International sneezing debate and good news for hay fever sufferers

This weekend my good friend Trish, who is from Canada was staying at my flat in Sussex, England and I was working on the boat this Sunday in Savannah Georgia. Taking the advantage of some quiet time to contact some friends, using fantastic ‘Skype’ and ‘Messenger’. On Sunday morning, I was talking to my lovely French friend, Carol, who lives on the Isle of Wight.

While Carol and I were talking, she did a little sneeze and told me in her beautiful French accent, that a sneeze was a bit like an orgasm! Later the same day I was talking to my friend, Julian, who lives in Peru. Funnily, Julian sneezed and I was reminded to ask him if he had ever heard such a thing before. He said, “ Yes mate! A sneeze is apparently 1/8th of an orgasm”
Hmm, I thought. Trying to remember if I had ever, in my life sneezed, 8 times in a row… Neither of us had, but Julian had heard of a poor girl who had not stopped sneezing for a whole year. She probably didn’t want to! He also said that he knew some male hay fever sufferers that sneezed all the time and blamed the anti histamine drugs for the drowsiness.

I am a little lonely these days, so I am off to sniff the pepper pot.

Sunday, July 02, 2006

Hugh Hefner


Julie
Originally uploaded by darenpackham.
Our sustained ability to make shallow relationships with beautiful women, fills some weird need to massage our male egos. But! This has us in the enviable position of being surrounded on the beach by bikini clad beauties. We are going for a sort of Hugh Heffner style. (without gold lame thong!) To the slightly jealous onlooker this is probably a bit sad and unbelievable!

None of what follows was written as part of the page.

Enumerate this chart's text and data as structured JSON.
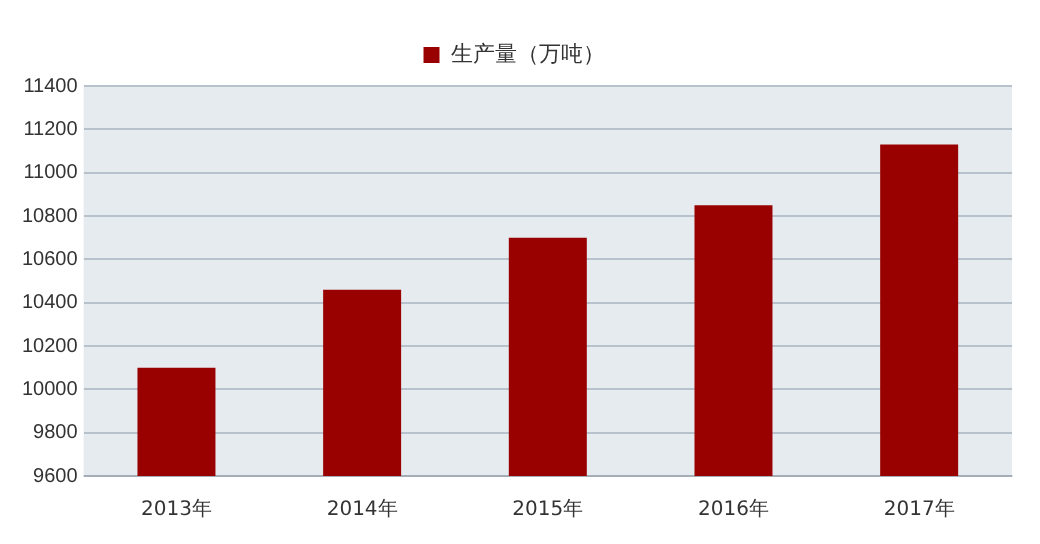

The trick to these relationships is for us, to genuinely not care for more than the lovely company. I think that, if any of us tried to develop any of these relationships into deep meaningful, overnight style relationships we would have to start sitting alone on the beach. If we believe that any of these ravishing beauties actually think of us in a romantic way, we really will be sad and the onlookers will be right!

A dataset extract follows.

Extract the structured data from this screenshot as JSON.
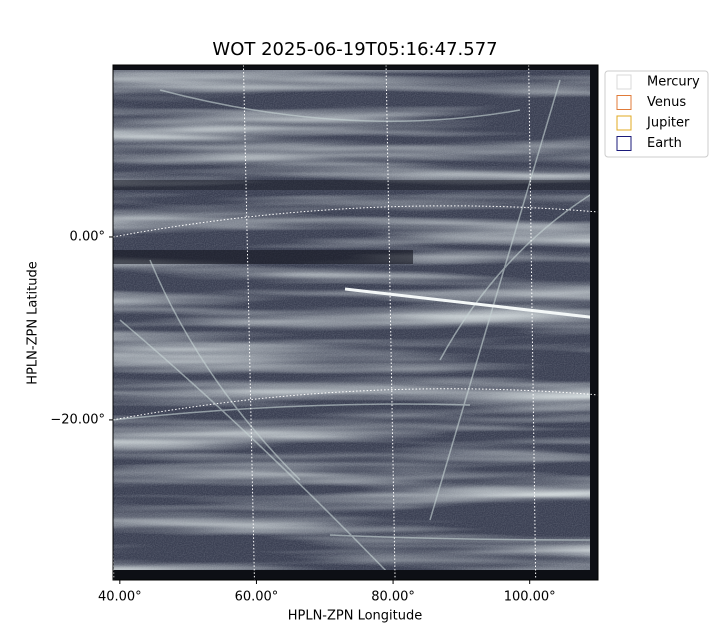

We are making friends though, people to meet at the beach, folks who tap you on the shoulder in the bar to say hi, folks that like to dance, or meet by the park for coffee. This is all good, it helps integrate us into the local community and makes the place feel like home. Without exception, all of us here miss our real home, friends and family. So, to create the feeling of belonging is important to us. I have no doubt that when the time comes to leave, there will be one or two new friends from here, that will be added to the list of people who are greatly missed.